On a positive note, Idris mentioned that the Nigerian crude flow to Europe has increased to fill supply gaps left by the ban on Russian crude. Six months before the war, 678,000 bpd of Nigerian crude grades went to Europe, compared to 710,000 bpd six months later and 730,000 bpd so far this year.
“This trend makes it evident that Nigerian grades are increasingly becoming a significant component in the post-war palette of European refiners. Several Nigerian distillate-rich grades have become a steady preference for many European refiners, given the absence of Russian Urals and diesel,” Idris added.
She highlighted specific Nigerian crude grades, such as Forcados Blend, Escravos Light, Bonga, Egina and the latest addition, Nembe Crude, as popular choices for European refiners.
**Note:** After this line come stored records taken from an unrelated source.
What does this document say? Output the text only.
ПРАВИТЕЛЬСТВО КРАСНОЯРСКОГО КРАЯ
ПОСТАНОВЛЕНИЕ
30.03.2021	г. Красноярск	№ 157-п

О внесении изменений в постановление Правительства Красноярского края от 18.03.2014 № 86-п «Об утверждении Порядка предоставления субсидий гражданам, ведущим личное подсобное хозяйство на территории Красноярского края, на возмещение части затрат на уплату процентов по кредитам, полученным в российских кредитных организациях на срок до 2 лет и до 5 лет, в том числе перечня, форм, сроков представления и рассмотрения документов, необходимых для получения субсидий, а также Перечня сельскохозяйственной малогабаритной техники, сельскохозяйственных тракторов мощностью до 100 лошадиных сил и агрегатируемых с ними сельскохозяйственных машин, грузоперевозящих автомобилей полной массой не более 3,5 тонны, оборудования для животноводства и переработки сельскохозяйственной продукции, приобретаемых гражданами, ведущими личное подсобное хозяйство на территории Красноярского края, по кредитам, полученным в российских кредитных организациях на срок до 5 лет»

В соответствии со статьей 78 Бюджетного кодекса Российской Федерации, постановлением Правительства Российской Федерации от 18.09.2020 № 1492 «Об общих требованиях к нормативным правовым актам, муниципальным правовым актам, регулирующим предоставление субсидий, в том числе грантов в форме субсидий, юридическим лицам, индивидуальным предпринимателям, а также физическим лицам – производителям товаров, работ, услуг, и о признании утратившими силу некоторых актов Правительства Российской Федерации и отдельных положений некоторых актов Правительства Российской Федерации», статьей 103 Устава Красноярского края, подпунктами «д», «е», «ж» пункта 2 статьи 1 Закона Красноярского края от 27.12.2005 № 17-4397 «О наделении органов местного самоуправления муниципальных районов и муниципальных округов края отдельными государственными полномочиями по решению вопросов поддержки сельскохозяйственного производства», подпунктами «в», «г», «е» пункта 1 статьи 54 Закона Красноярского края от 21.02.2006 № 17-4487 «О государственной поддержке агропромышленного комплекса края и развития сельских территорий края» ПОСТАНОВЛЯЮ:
Addressing production challenges, Idris acknowledged that, like many other oil-producing countries, Nigeria faced difficulties aggravated by the COVID-19 pandemic, including reduced investment, supply chain disruptions, ageing oil fields, and oil theft. These challenges contributed to production declines in the second half of 2022 and early 2023.
However, she emphasised that the challenges are diminishing with the implementation of a new framework for the domestic petroleum industry (the PIA of 2021), rejuvenating the business landscape and re-positioning NNPC Limited to adopt a more commercial approach.
NNPC Limited has secured partnerships with notable financial institutions to promote upstream investments for sustainable growth in production capacity. Idris highlighted the company’s concerted efforts, in collaboration with host communities and private stakeholders, to address security and environmental challenges in the Niger Delta.
“In September 2023, Nigeria recorded its highest crude oil and condensate output in nearly two years, reaching 1.72 million barrels per day. This, we believe, is just the beginning of our production rebound,” Idris affirmed.
In addition to growing upstream production volumes, NNPC Limited is increasing its participation in the downstream sector, taking a ‘wells-to-wheels’ approach. The restructured NNPC Trading Company is focused on growing NNPC’s presence in the global market for crude, condensate, gas, and petroleum products.
The panel presentation at the Argus European Crude Conference, moderated by James Gooder, Vice President Crude of Argus, had the theme, ‘The Invisible Hand: How Are Shareholders and Asset Managers Meeting the Crude Industry? What Does This Mean for the Future of Crude in Europe?’